Désiré Doué could line up against his older brother Guéla Doué in Nantes on Thursday, June 4, when France play a World Cup preparation match, creating the possibility that two players raised together will meet on opposite sides of an international pitch.
The reason searches for France spike this week is simple: the national team’s warm-up in Nantes is one of the last visible dress rehearsals before the World Cup, and the prospect of a brothers-versus-brothers subplot has given the fixture extra attention.
The facts behind that subplot are compact and striking. Désiré Doué is a 21-year-old attacking midfielder currently at PSG; Guéla Doué is a defender for Ivory Coast who plays his club football with RC Strasbourg. Both were trained at Stade Rennais, and for nearly two seasons they even shared the same dressing room there — a rare path from the same academy to such different senior allegiances.
Those shared roots matter to the players. Désiré has described their bond by noting that, despite being three years apart in age, they consider themselves almost like twins and have always done everything together, a shorthand that captures how tightly their careers and lives were linked from the start.
The Doué family story is straightforward context: they grew up with the same dream of becoming professional footballers in a sports-oriented household, supported across youth development and school.

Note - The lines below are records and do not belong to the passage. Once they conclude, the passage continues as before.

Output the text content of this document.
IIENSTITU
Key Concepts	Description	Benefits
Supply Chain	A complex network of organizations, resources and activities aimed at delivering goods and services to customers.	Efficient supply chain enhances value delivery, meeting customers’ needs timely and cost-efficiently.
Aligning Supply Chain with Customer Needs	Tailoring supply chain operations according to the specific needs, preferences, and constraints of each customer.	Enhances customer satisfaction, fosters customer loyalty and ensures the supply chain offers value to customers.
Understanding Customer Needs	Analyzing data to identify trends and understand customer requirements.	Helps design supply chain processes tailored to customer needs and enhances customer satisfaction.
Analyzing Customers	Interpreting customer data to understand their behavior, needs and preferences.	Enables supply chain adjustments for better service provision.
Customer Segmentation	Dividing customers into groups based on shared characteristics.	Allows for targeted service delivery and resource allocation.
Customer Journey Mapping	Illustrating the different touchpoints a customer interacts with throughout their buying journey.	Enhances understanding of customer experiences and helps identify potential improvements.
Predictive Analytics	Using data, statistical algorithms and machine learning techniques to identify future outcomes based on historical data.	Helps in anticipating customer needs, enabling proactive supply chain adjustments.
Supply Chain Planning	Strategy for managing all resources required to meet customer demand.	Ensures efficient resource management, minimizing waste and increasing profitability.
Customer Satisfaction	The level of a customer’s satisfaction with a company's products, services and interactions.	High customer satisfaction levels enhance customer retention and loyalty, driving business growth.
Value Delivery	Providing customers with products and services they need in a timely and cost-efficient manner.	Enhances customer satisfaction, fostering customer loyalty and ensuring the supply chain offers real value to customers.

Their upbringing produced multiple professionals — they are cousins of Toulouse player Yann Gboho — and even includes an uncle who was an international referee, a detail that underlines how football runs through their household.
What complicates that closeness is immediate and visceral. Two players who once changed in the same Rennes dressing room may now walk out wearing different colours and opposite responsibilities: one at the heart of France’s attacking plans, the other used to stopping attackers for Ivory Coast and RC Strasbourg. The image is simple but sharp — brothers who have always done everything together now possibly marking each other under the lights in Nantes.

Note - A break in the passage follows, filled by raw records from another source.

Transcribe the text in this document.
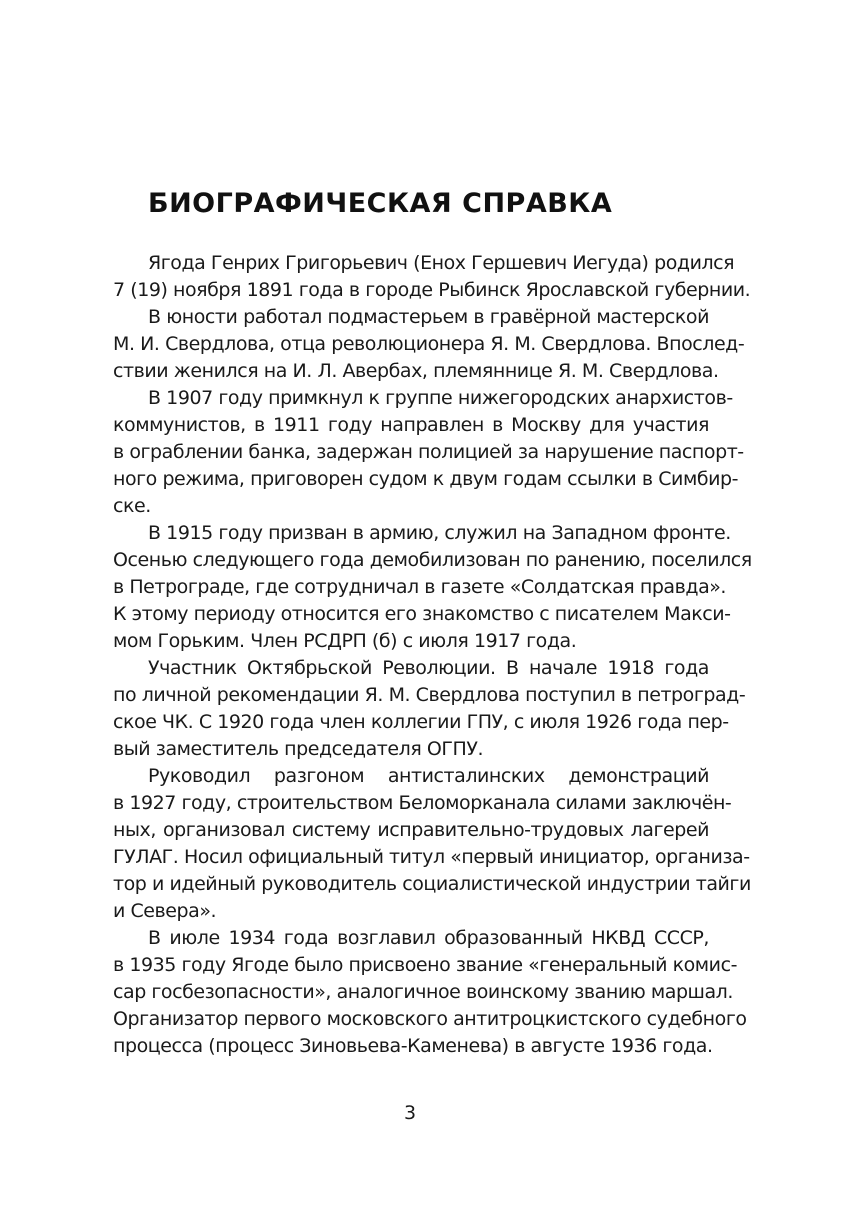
БИОГРАФИЧЕСКАЯ СПРАВКА
Ягода Генрих Григорьевич (Енох Гершевич Иегуда) родился
7 (19) ноября 1891 года в городе Рыбинск Ярославской губернии.
В юности работал подмастерьем в гравёрной мастерской
М. И. Свердлова, отца революционера Я. М. Свердлова. Впослед-
ствии женился на И. Л. Авербах, племяннице Я. М. Свердлова.
В 1907 году примкнул к группе нижегородских анархистов-
коммунистов, в 1911 году направлен в Москву для участия
в ограблении банка, задержан полицией за нарушение паспорт-
ного режима, приговорен судом к двум годам ссылки в Симбир-
ске.
В 1915 году призван в армию, служил на Западном фронте.
Осенью следующего года демобилизован по ранению, поселился
в Петрограде, где сотрудничал в газете «Солдатская правда».
К этому периоду относится его знакомство с писателем Макси-
мом Горьким. Член РСДРП (б) с июля 1917 года.
Участник Октябрьской Революции. В начале 1918 года
по личной рекомендации Я. М. Свердлова поступил в петроград-
ское ЧК. С 1920 года член коллегии ГПУ, с июля 1926 года пер-
вый заместитель председателя ОГПУ.
Руководил разгоном антисталинских демонстраций
в 1927 году, строительством Беломорканала силами заключён-
ных, организовал систему исправительно-трудовых лагерей
ГУЛАГ. Носил официальный титул «первый инициатор, организа-
тор и идейный руководитель социалистической индустрии тайги
и Севера».
В июле 1934 года возглавил образованный НКВД СССР,
в 1935 году Ягоде было присвоено звание «генеральный комис-
сар госбезопасности», аналогичное воинскому званию маршал.
Организатор первого московского антитроцкистского судебного
процесса (процесс Зиновьева-Каменева) в августе 1936 года.
3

That friction is not yet resolved. The match day decision — whether both appear on the field at the same time and whether they start or come off the bench — will rest with the coaches and the final team sheets on June 4. Preparations and squad chatter have been busy across the French setup this month; other selection stories, like Eli Junior Kroupi’s decision to remain with France ahead of the 2026 World Cup, have also been part of the lead-up and show how last-minute choices can change the picture for warm-up fixtures (
The single decisive question left hanging is simple: will the coaches name both brothers in their matchday XIs? If they do, Nantes will offer something rare — a public, high-profile moment when two players formed together at Rennes meet as opponents in a France World Cup preparation match. If not, the story will shift to family memories of shared changing rooms and a postponed what-if that only the next tournament might settle.